Jared_Alvarado · March 29, 2021, 7:19pm

Hey everyone! I’m running into a problem set that I just can’t get around. Truth in advertising, I’m brand new to rclone, so it could just be a new user mistake.

I’m trying to use rclone with S3. I have access to a bucket where content is just synced from another location. To be brief, here is how the bucket is laid out (in essence):

bucket/folder1/./././
Bucket/folder2/./././

Rinse and repeat that type of folder for ~40k folders. Now, I pulled a text list of the full S3 URI for the 2500 files I care about.

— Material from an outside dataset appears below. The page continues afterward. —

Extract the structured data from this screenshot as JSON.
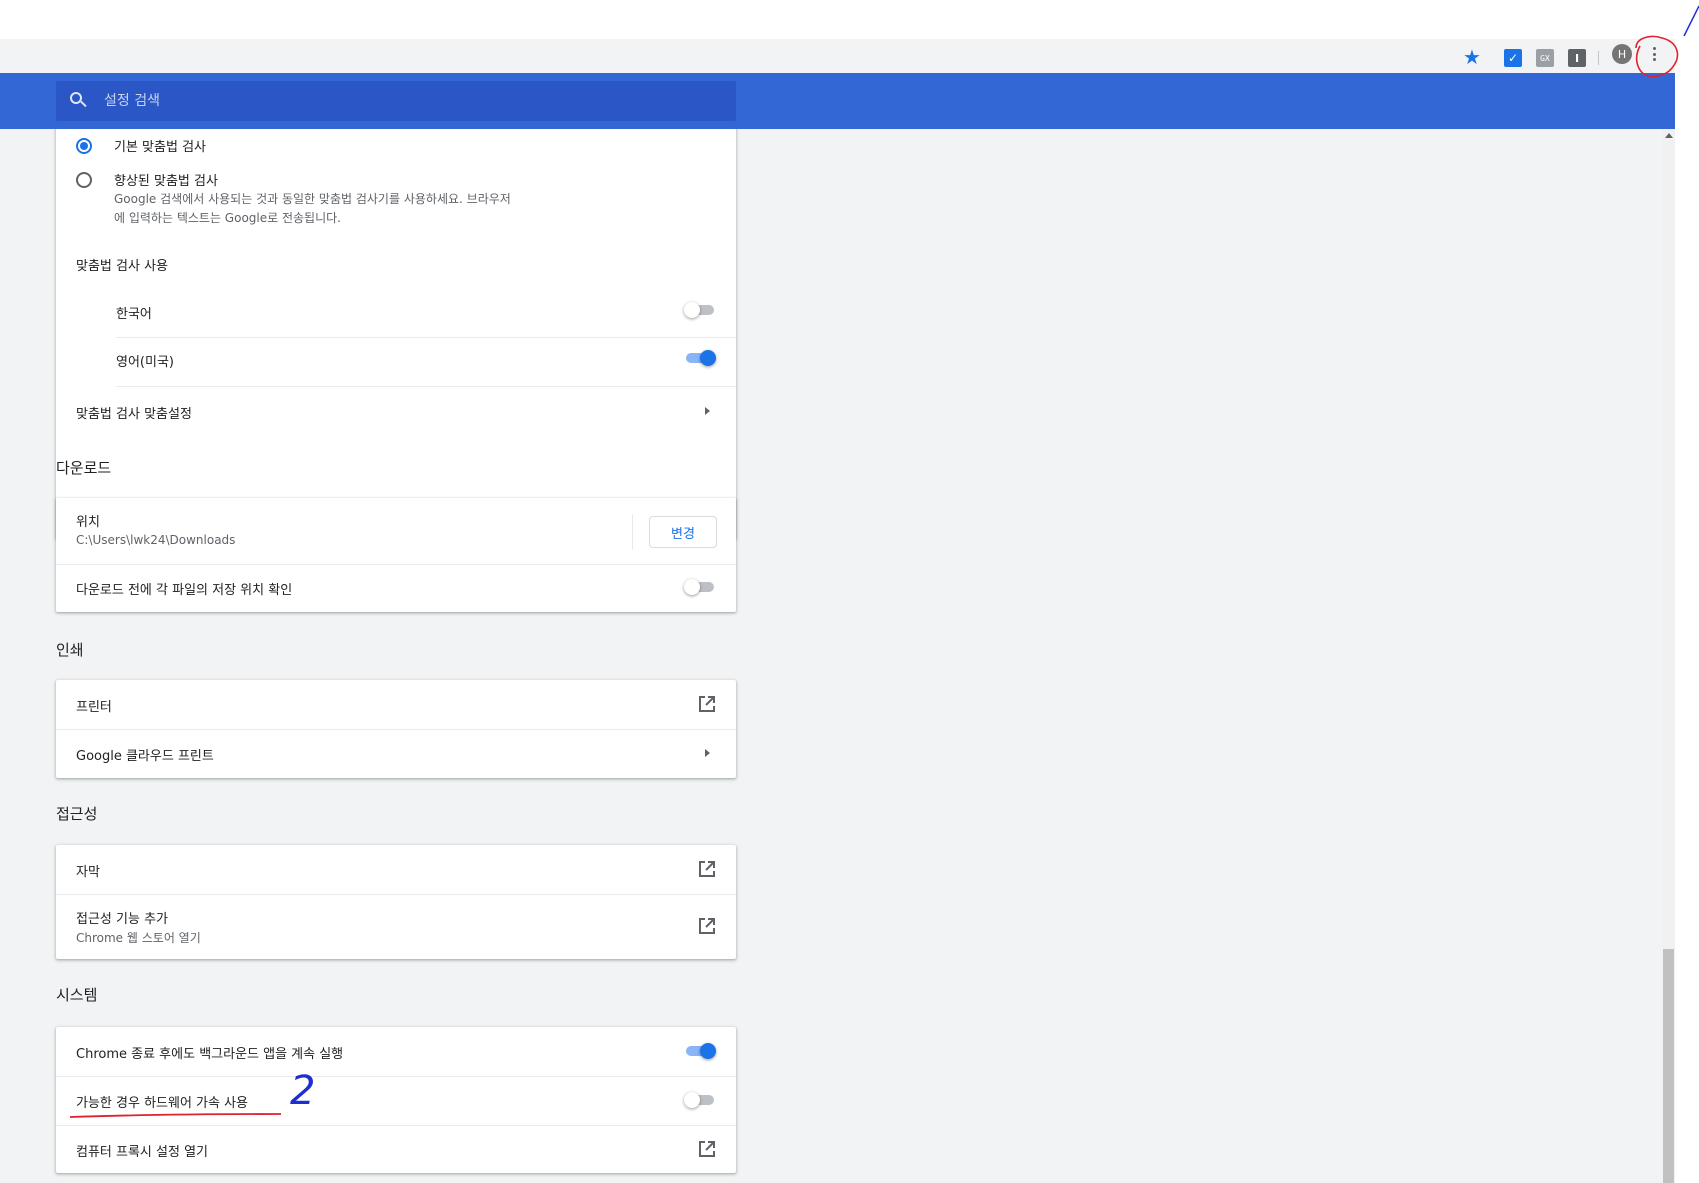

Now here’s where my confusion comes. I built a python script to iterate over the text file and it downloads 100%, but one line at a time. Is there a way with rclone to thread that out?

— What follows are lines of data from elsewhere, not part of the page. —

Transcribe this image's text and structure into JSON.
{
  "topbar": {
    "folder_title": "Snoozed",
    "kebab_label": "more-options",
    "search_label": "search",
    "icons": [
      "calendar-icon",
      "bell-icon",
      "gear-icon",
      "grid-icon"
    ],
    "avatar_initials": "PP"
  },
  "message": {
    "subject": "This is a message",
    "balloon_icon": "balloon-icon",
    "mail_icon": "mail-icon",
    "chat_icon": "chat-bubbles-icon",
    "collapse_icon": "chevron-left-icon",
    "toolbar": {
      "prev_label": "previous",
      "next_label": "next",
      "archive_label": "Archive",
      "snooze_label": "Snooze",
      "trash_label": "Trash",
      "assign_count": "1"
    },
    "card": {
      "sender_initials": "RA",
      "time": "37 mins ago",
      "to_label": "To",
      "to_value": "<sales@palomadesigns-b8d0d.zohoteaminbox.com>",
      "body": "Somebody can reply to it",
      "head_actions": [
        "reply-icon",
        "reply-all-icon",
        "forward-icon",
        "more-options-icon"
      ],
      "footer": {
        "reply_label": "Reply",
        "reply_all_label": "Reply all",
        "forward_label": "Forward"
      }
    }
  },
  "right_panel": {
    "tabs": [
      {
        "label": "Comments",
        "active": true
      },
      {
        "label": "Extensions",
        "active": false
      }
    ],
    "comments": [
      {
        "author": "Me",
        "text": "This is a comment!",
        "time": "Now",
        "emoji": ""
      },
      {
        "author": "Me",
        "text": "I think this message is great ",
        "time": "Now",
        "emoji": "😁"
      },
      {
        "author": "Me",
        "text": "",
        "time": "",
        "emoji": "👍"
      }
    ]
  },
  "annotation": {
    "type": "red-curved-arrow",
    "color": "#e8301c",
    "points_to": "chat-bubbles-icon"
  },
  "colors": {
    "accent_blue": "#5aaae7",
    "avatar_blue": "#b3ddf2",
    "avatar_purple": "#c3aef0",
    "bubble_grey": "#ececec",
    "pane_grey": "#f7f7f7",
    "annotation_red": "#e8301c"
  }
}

I hope this makes sense. I’ll gladly clarify! Thank you!

asdffdsa · March 29, 2021, 7:39pm

hello and welcome to the forum,

yes, rclone can read from a text file
https://rclone.org/filtering/#files-from-read-list-of-source-file-names
https://rclone.org/filtering/#files-from-raw-read-list-of-source-file-names-without-any-processing

keep in mind that for that text file, the files locations are relative to the root of the rclone remote you create.

Jared_Alvarado · March 29, 2021, 8:24pm

I just wanted to thank you! I guess my patience is what was the failure...I did a dry run and it took 7min 19 seconds to even start the dry run. I guess sifting through a 500TB bucket takes a hot minute.

asdffdsa · March 29, 2021, 8:30pm

imho, take a hot minute to read the documenation,
rclone calculates the md5 checksum of each file before upload.
https://rclone.org/s3/#hashes

and tweak --checkers, --transfers and https://rclone.org/s3/#multipart-uploads

ncw · March 30, 2021, 4:03pm

Also check out s3 performance tuning here

https://rclone.org/s3/#reducing-costs

Habana_vee · April 5, 2021, 2:48pm

Thanks for this information this also help me.

system · June 5, 2021, 10:49am

This topic was automatically closed 60 days after the last reply. New replies are no longer allowed.